Вдруг Сяо радостно вскрикнул: со стороны зеленого островка, огибая неровный берег, показалась знакомая шампунка с золочеными рыбьими глазами на носу. Так и есть: у кормы стоял, ворочая с боку на бок веслом, корявый Ван-Вей, старый друг семьи Ку Юн-сунов.

Ку Юн-сун оторвался от удочки. На его мрачном лице заиграла улыбка: он забыл о нужде и голоде при виде старого друга, с которым не встречался больше года.

Лодки столкнулись бортами. Ван-Вей, не покидая своей шампунки, поздоровался с друзьями, низко поклонившись всем в пояс[17].

С лодки Ку Юн-суна также все одновременно отвесили низкие поклоны, отчего лодка чуть было не перевернулась: ведь семь человек наклонились разом в одну и ту же сторону.

Через час на лодках пировали: у Ван-Вея оказались большие запасы всякой провизии. Тут были и трепанги – бородавчатые морские черви – и водоросли, морские травы и сушеная каракатица, плавники акулы, бобовый сыр, тухлые голубиные яйца, ласточкины гнезда и, конечно, рис, без которого не обходится настоящий китайский обед. Ван-Вей жил одиноким бобылем в лодке, и ему было, конечно, легче, чем большой семье, заготовлять запасы пищи.

Вся семья вместе с гостем жадно съедали одно блюдо за другим из маленьких глиняных чашек. У каждого в руках было по две тоненьких длинных палочки, которыми они ловко и быстро опоражнивали из чашек вкусную снедь.

После обеда, когда посуда была уже вымыта в реке и чашечки поставлены вверх дном на корме сушиться, Ван-Вей рассказывал о своих путешествиях.

Оказалось, за год он успел проехать чуть ли не весь Ян-Цзы-Цзян – самую большую реку в Китае.

Ван-Вей рассказывал, как он был на верху реки, где вода мчится со страшной быстротой среди подводных камней, утесов и скал.

Теперь он возвращался снизу, из Шанхая, громадного города, в котором живет много «белых дьяволов» (так называют китайцы иностранцев).

В Шанхае ходили тревожные слухи: говорили, что весь юг Китая восстал против иностранцев и китайских генералов. С юга, с Ян-Цзы-Цзяна, на Шанхай шла большая революционная армия.

Напряженно слушала речная семья новости. На реке никто не знал толком, что делается у себя же на родине. Ведь сюда почти никогда не попадали газеты, а если бы и попадали, все равно некому было бы их читать. Каждое китайское слово пишется особым знаком, и сколько слов – столько и знаков. Чтобы научиться как следует читать, нужно заниматься десятки лет. Конечно, бездомным беднякам негде и некогда было учиться.
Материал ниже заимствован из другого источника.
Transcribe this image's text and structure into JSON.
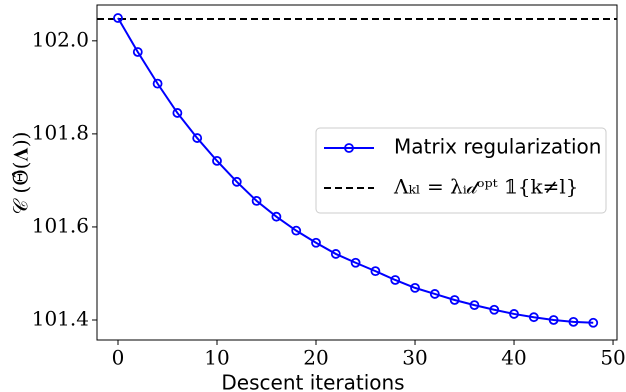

Особенно жадно слушал рассказы Ван-Вея маленький Ку-Сяо. Он только издали на пароходах видывал «белых дьяволов», когда они бросали монетки в воду, но он много наслышался о них.

Когда на лодках вокруг уже горели маленькие коптилки-лампочки с бобовым маслом, а наверху, в небесах, сияли звезды, Ван-Вей объявил Ку Юн-суну, что он пробудет вместе с семьей до окончания речного праздника Драконов. Был конец апреля, а праздник Драконов начинается 1 мая и тянется до 5 мая.

Праздник драконов

Чтобы веселее провести праздник, обе лодки, по предложению Ван-Вея, направились к самому городу Чжень-Цзяну. Сюда съехались тысячи разнообразных лодок.

Над всеми лодками, а на берегу, в городе, над дверями всех фанз (домов) были развешаны пучки древесных листьев, камыша и чеснока. По поверью, эти листья, камыш и чеснок могут отогнать страшных злых духов и чертей, в которых еще верят китайцы.

Возле самого берега стояли в ряд несколько десятков узких, длинных лодок. Какие-то люди спешно украшали их флагами, разноцветными материями и лентами. Издали лодки были похожи на громадные букеты ярких цветов.

Сяо, как и все речные люди, знал, что эти лодки украшают по случаю праздника Драконов. В пятый день пятой луны, то есть 5 мая, в последний день праздника будут устроены интересные гонки: чья лодка приплывет первой к назначенному месту.

1 мая Ку-Сяо проснулся чуть свет в своих лохмотьях под соломенным навесом. Рано утром весь город и река принарядились по-праздничному, и всюду было весело и оживленно.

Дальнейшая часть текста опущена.